I do not do anything my parents did. My stepdad ruled by fear. I strive to be the most patient and understanding dad. I offer my kids to rely on me as much as they need and I offer them as much autonomy that they are comfortable with. I want to brake the chain of bad parenting. My goal is to give my kids the ideal dad I wish I had had when I was growing up and even now. I have two handsome intelligent sons that are doing a good job in life. I’m not the dad I wish I had never known, I don’t parent the way I was taught. I think through about how to raise responsible adults in a manner in which they are and will continue to be successful in their lives and love and respect me all the way on their journeys. My stepdad was never proud of me, but I am proud of my two sons.
I want to be the hero for my sons. I want them to think of me when they need help, have questions, and talk to me about their ideas.

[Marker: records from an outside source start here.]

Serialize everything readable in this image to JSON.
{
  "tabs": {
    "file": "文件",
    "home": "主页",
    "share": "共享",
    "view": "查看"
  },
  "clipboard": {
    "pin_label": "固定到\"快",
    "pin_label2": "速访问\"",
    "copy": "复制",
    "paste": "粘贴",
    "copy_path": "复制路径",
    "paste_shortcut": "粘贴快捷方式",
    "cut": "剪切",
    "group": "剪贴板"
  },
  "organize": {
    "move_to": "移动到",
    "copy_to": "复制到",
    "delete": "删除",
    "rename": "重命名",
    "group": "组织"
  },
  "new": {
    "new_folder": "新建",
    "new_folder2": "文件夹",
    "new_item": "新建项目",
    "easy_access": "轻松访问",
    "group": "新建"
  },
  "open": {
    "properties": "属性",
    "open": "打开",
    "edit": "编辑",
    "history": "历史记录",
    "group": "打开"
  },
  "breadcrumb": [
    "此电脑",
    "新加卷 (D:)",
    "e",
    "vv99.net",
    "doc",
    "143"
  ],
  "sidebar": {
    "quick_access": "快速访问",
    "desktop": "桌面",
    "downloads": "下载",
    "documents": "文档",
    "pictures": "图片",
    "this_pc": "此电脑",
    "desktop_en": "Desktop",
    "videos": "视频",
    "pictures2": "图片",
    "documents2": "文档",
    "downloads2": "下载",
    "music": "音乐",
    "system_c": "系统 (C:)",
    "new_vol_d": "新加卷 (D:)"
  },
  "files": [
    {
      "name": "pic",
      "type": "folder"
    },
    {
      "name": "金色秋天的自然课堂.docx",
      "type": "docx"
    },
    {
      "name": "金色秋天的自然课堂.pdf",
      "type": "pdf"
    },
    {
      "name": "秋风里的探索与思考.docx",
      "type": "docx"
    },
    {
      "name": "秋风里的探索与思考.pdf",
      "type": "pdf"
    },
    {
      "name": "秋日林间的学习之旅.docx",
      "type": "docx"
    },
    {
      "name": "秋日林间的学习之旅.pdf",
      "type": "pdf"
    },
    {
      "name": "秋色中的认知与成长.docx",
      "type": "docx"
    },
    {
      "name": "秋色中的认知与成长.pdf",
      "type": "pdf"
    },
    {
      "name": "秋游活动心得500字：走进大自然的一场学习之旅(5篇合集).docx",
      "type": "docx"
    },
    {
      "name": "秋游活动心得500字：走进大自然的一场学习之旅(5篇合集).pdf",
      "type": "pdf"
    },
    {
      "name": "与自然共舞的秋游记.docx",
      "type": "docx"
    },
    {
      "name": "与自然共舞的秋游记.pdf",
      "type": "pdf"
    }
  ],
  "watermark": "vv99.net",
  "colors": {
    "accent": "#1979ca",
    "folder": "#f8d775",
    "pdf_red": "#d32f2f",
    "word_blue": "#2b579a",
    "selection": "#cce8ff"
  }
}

I want them to trust in me and feel safe and comfortable. I want to teach them to ask the right questions and to think about things, especially consequences of actions. I want them to have good manners and be polite, and thoughtful, but not out of fear, but from their hearts. Me stepdad wanted to teach me to work hard, I want to teach my sons to be diligent and smart. My sons say things that make me feel great and proud. Out of nowhere I get a compliment that makes my day. I don’t always feel like a great dad. I wish I could do some things different. I was young and dumb when they were born and I was impatient and not very understanding. Fortunately I was able to recognize that I was on the path of my stepdad early on and was able to change who i was and focus on being that dad I wish I had had.